The other side of the Japanese craze

Krakow’s Manggha Museum has recently launched its most ambitious exhibition of the year. Japan facing West features more than 200 items on loan from London’s Japanese Gallery. To some degree, the show can be considered a cultural and moral imperative for the Cracovian institution, which has recently focused on the century-old local craze for Japan that also galvanized Polish critic and collector Feliks ‘Manggha’ Jasienski, to whom the museum is dedicated.

In recent years the museum has arranged several shows dealing with the products of ‘Japonisme’ among Polish artists including Stanislaw Wyspianski and Olga Boznanska – to whom the Krakow branch of the National Museum will dedicate a massive retrospective in 2015. Manggha has now decided to look at the other side of the equation – the influence of the West on Japanese art and culture.
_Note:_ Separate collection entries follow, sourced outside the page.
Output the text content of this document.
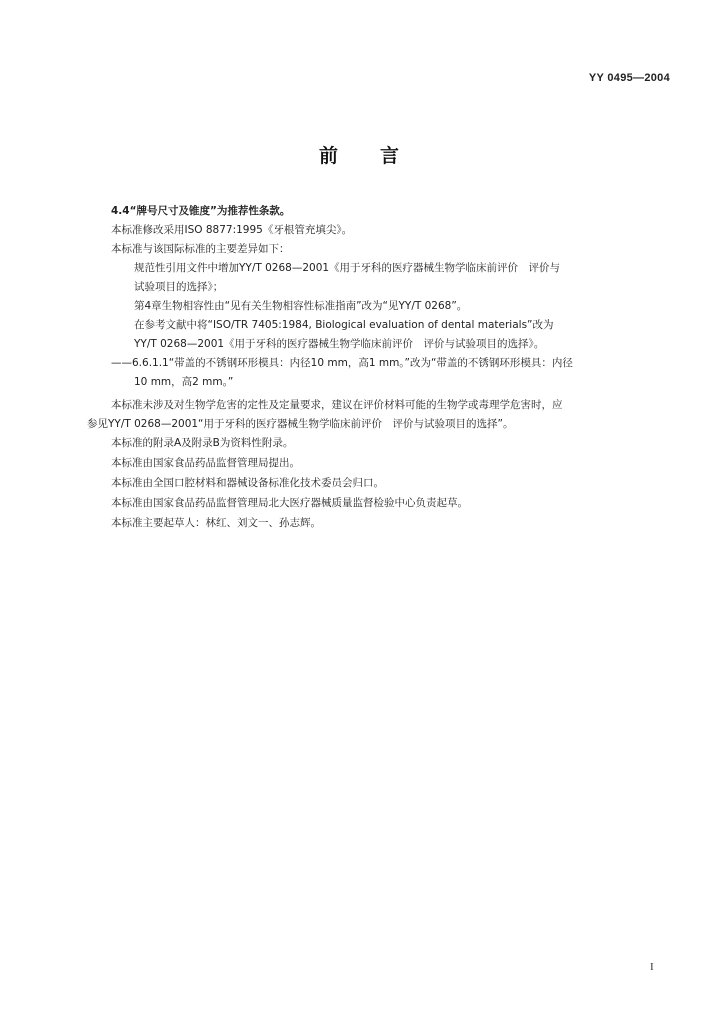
YY 0495—2004
前言
4.4“牌号尺寸及锥度”为推荐性条款。
本标准修改采用ISO 8877:1995《牙根管充填尖》。
本标准与该国际标准的主要差异如下：
规范性引用文件中增加YY/T 0268—2001《用于牙科的医疗器械生物学临床前评价　评价与
试验项目的选择》；
第4章生物相容性由“见有关生物相容性标准指南”改为“见YY/T 0268”。
在参考文献中将“ISO/TR 7405:1984, Biological evaluation of dental materials”改为
YY/T 0268—2001《用于牙科的医疗器械生物学临床前评价　评价与试验项目的选择》。
——6.6.1.1“带盖的不锈钢环形模具：内径10 mm，高1 mm。”改为“带盖的不锈钢环形模具：内径
10 mm，高2 mm。”
本标准未涉及对生物学危害的定性及定量要求，建议在评价材料可能的生物学或毒理学危害时，应
参见YY/T 0268—2001“用于牙科的医疗器械生物学临床前评价　评价与试验项目的选择”。
本标准的附录A及附录B为资料性附录。
本标准由国家食品药品监督管理局提出。
本标准由全国口腔材料和器械设备标准化技术委员会归口。
本标准由国家食品药品监督管理局北大医疗器械质量监督检验中心负责起草。
本标准主要起草人：林红、刘文一、孙志辉。
I
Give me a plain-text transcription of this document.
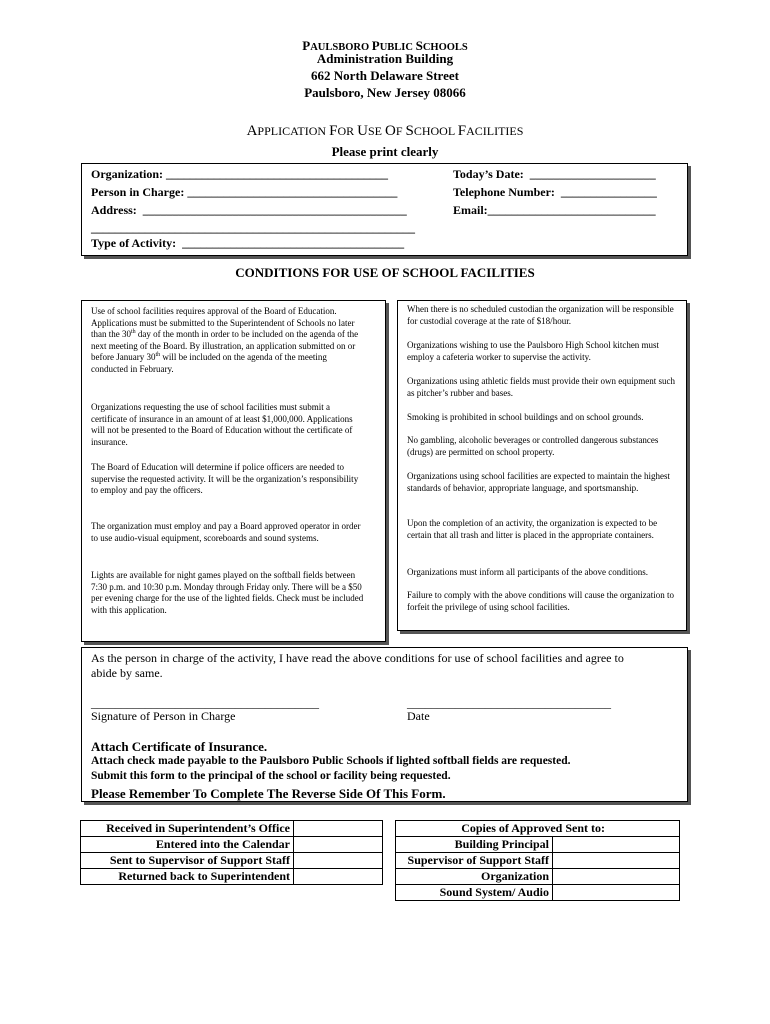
PAULSBORO PUBLIC SCHOOLS
Administration Building
662 North Delaware Street
Paulsboro, New Jersey 08066
APPLICATION FOR USE OF SCHOOL FACILITIES
Please print clearly
Organization: _____________________________________	Today’s Date:  _____________________
Person in Charge: ___________________________________	Telephone Number:  ________________
Address:  ____________________________________________	Email:____________________________
______________________________________________________
Type of Activity:  _____________________________________
CONDITIONS FOR USE OF SCHOOL FACILITIES

Use of school facilities requires approval of the Board of Education. Applications must be submitted to the Superintendent of Schools no later than the 30th day of the month in order to be included on the agenda of the next meeting of the Board. By illustration, an application submitted on or before January 30th will be included on the agenda of the meeting conducted in February.

Organizations requesting the use of school facilities must submit a certificate of insurance in an amount of at least $1,000,000. Applications will not be presented to the Board of Education without the certificate of insurance.

The Board of Education will determine if police officers are needed to supervise the requested activity. It will be the organization’s responsibility to employ and pay the officers.

The organization must employ and pay a Board approved operator in order to use audio-visual equipment, scoreboards and sound systems.

Lights are available for night games played on the softball fields between 7:30 p.m. and 10:30 p.m. Monday through Friday only. There will be a $50 per evening charge for the use of the lighted fields. Check must be included with this application.

When there is no scheduled custodian the organization will be responsible for custodial coverage at the rate of $18/hour.

Organizations wishing to use the Paulsboro High School kitchen must employ a cafeteria worker to supervise the activity.

Organizations using athletic fields must provide their own equipment such as pitcher’s rubber and bases.

Smoking is prohibited in school buildings and on school grounds.

No gambling, alcoholic beverages or controlled dangerous substances (drugs) are permitted on school property.

Organizations using school facilities are expected to maintain the highest standards of behavior, appropriate language, and sportsmanship.

Upon the completion of an activity, the organization is expected to be certain that all trash and litter is placed in the appropriate containers.

Organizations must inform all participants of the above conditions.

Failure to comply with the above conditions will cause the organization to forfeit the privilege of using school facilities.

As the person in charge of the activity, I have read the above conditions for use of school facilities and agree to abide by same.
______________________________________	__________________________________
Signature of Person in Charge	Date
Attach Certificate of Insurance.
Attach check made payable to the Paulsboro Public Schools if lighted softball fields are requested.
Submit this form to the principal of the school or facility being requested.
Please Remember To Complete The Reverse Side Of This Form.
Received in Superintendent’s Office	
Entered into the Calendar	
Sent to Supervisor of Support Staff	
Returned back to Superintendent	
Copies of Approved Sent to:	
Building Principal	
Supervisor of Support Staff	
Organization	
Sound System/ Audio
Japan facing West is in the main exhibition room, which encircles a smaller central room where there is a minimalist show of the work of contemporary artist Yoshihiro Suda. The lavishness of the borrowed artwork in the principal room contrasts sharply with the simplicity of Suda’s hand crafted wooden flowers delicately arranged on pale walls. The exhibiton is co-curated by Aleksandra Gorlich and Ewa Machotka in collaboration with Eddy Wertheim of the Japanese Gallery.

The show provides a taste of Euro-Japanese relations. A matchlock firearm and beautifully carved wooden pipes and tobacco containers speak of Japan’s contact with Portuguese missionaries in the 16th century before the country’s 250-year isolation. A Telescope and Arita porcelain remind visitors that Japan maintained exclusive contact with the Netherlands through their trade mission in Nagasaki Bay.

Even while Japan isolated itself from the rest of the world the so-called ‘Rangaku’ discipline (‘Dutch Studies’) flourished. Though diffuse, contact with foreign cultures was maintained before the Meiji Period (1868–1912), which unlocked the coutry and released the ‘Japonisme’ virus to infect European art.

Looking at the famous sketchbook Hokusai Manga (1815) it is clear that Japanese artists did not entirely ignore the linear perspective that came from the European Renaissance. The exhibition includes several Western-influenced woodblock prints that make use of inaccurate perspective, including the sumo and kabuki stages of Utagawa Kanisada and a Tsukioka Yoshitoshi battle scene a-la Paolo Uccello.

Visitors can also see the flamboyant scenes of city life crafted by Kobayashi Kiyochika, a woodblock print artist who managed to find a marvelous balance between the Japanese and European approach in terms of composition and visual style. As a whole, the show makes it clear that Japan never burned all its bridges with ‘the other,’ even during its self-imposed isolation.

Japan facing West is at The Manggha Museum of Japanese Art and Technology until October 16th.